Заметим, у Лёси был и парень (подвизавшийся в охране фирмы эм… как же её… с депрессивным таким названием – то ли ООО «Растр-ойл», то ли нечто подобное). Из тех, кого принято называть малосимпатичными, и тем не менее вполне надёжный… в том смысле, что пару раз отваживал от Лёськи «ненужных» людей: однажды – бывшего её, потом ещё коллектора… ну, и так, по мелочам… Но перед блинчиками спасовал и он. При первой же как бы нечаянной жалобе на «семью уродов каких-то» ломанулся выяснять… стал барабанить в куракинскую дверь кулаками, орать (через дверь же) про козырные знакомства в ФСО, а ему… попросту не открыли. Вместо этого – как ни в чём не бывало вызвали по телефону наряд. Который неожиданно быстро прибыл, положил ухаря лицом на истёртый подошвами кафель и тэ дэ, и тэ пэ… Местный участковый ещё и на службу бедолаге сообщил – в общем, о-го-го как расстроил…
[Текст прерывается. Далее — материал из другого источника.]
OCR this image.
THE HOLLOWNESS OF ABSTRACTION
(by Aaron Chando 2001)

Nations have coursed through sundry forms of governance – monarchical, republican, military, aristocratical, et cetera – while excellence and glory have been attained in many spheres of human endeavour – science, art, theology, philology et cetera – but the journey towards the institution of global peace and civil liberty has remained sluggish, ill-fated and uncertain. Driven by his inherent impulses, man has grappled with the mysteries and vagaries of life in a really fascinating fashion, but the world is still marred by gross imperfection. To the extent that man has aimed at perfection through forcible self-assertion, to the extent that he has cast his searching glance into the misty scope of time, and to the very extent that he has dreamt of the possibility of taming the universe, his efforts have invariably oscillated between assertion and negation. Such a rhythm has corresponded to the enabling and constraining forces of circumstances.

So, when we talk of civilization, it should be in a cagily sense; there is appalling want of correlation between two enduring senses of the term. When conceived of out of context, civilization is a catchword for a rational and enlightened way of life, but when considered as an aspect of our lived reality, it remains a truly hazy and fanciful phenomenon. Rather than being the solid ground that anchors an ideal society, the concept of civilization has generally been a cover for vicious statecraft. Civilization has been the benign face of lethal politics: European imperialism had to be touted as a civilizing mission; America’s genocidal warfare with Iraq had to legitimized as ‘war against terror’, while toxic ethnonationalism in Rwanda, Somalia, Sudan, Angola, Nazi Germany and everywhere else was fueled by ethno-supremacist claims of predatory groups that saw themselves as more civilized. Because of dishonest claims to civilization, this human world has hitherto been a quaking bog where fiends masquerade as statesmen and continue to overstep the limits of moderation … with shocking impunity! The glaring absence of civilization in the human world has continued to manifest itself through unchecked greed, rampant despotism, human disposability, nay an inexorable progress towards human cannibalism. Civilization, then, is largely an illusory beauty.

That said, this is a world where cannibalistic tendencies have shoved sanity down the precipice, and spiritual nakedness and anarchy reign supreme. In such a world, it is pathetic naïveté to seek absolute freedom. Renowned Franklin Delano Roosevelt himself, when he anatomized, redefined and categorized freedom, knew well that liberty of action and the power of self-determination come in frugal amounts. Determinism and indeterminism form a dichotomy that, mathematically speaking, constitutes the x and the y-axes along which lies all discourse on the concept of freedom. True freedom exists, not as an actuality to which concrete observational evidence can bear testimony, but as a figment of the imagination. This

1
Потому что должность старшей по подъезду, знаете ли, хоть и неофициальна, всё ж таки не пустой звук – при том, что полиции остро необходимы помощники из рядовых граждан, а добровольцев так мало, что каждый на вес золота. И ценят их, ценят… И все это знают, ага.
И когда по выходным блинчики с Курагой выходили в полном составе «подышать», с ними здоровались. У них спрашивали, как дела, как сосуды с суставами, как сыграли «наши», а если возникала необходимость – и как пройти в районное отделение Мосэнергосбыта, чо! Несмотря на то, что каждая собака знала, кто они суть такие, вышеозначенная Курага и её дети…
Тем временем они, дети эти, постепенно входили во вкус. Изначальная мотивация пакостей (наказание «хамки») благополучно была забыта, но привычка уже успела сформироваться – теперь так просто не отучишься… и каждый день что-нибудь новенькое да ждало Лёсю за порогом. А то и непосредственно дома – как, например, в тот раз, когда вернулась она с работы, отперла, вошла, а по единственной комнате февральский ветер гуляет, и окно разбито, и на полу камень валяется, завёрнутый в фольгу, а под фольгой записка: с Днём святого Валентина, мол…
Кстати, вот да: уволившись по якобы собственному – на следующий же день устроилась в… ещё худшую клоаку, а что делать? – жильё-то оплачивать надо.
В «небольшом, но сплочённом», как было написано в объявлении о вакансии, коллективе нарисовалась немедленно подруга, Калерия, редкое имя – и вообще, судя по всему, странная семья, загадочная… Родители, просто «с мясом», с кровью сердца оторвав Калю от её милого класса, между прочим, выпускного (что-то стряслось такое… уж очень особенное), зачем-то переселились из столицы в «чудесный, уютный и романтический город Чайковского», благодаря чему Каля неизбежно полюбила композитора «всей душой» – ну, то есть как полюбила: «Нет, я не спорю, что он мальчиков предпочитал – это не кул, но мелодии-то в итоге у него были реально крутые, согласитесь!» – как-то так… Чистосердечная до дрожи, лапочка.
«И зачем только я снова в эту вашу Москву припёрлась? – всё то же, что у нас, те же улицы, те же рожи, и купить можно всё то же самое… Стоило усилия прилагать!» – однако нытьё нытьём, а назад не торопилась, что и понятно: вернёшься – ведь не поймёт же никто, заклюют добрые люди. (Ну да, именно: «Падающего – подтолкни», Ницше Фридрих Карлович.)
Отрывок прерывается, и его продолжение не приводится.